Qualora invece la guerra commerciale andasse avanti, le prospettive sarebbero molto negative, in particolare per le economie europee, le cui filiere produttive in molti settori sono ormai strutturalmente legate a fornitori che operano in Cina. Tali effetti “indiretti” sarebbero tutt’altro che trascurabili. Solo a titolo di esempio, il valore delle automobili tedesche esportate dagli Stati Uniti in Cina è superiore a quello delle automobili americane prodotte negli Stati Uniti e destinate al mercato cinese.

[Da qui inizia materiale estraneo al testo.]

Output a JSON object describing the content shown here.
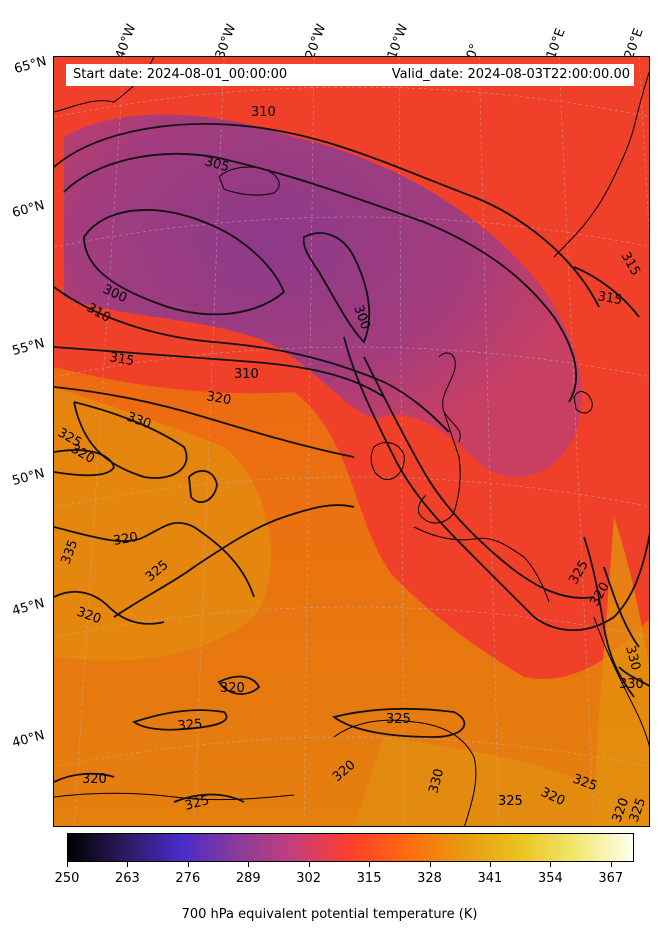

Quanto alle conseguenze per l’Italia, se Trump imponesse dazi compensativi alle esportazioni di prodotti dall’Europa, probabilmente alcune aziende italiane avrebbero difficoltà a esportare non solo negli Usa ma anche in altri mercati (se parte del loro processo produttivo passa dagli Usa), ma niente ci vieterebbe di vendere negli Stati Uniti la Vespa prodotta in Vietnam o la Nutella prodotta in Canada.
Oltre agli effetti negativi già noti di un protezionismo di ritorno, non meno trascurabile sarebbe il riattivarsi del fenomeno della delocalizzazione di imprese manifatturiere all’estero. Nulla da guadagnare dunque da una guerra commerciale, dal sapore decisamente propagandistico.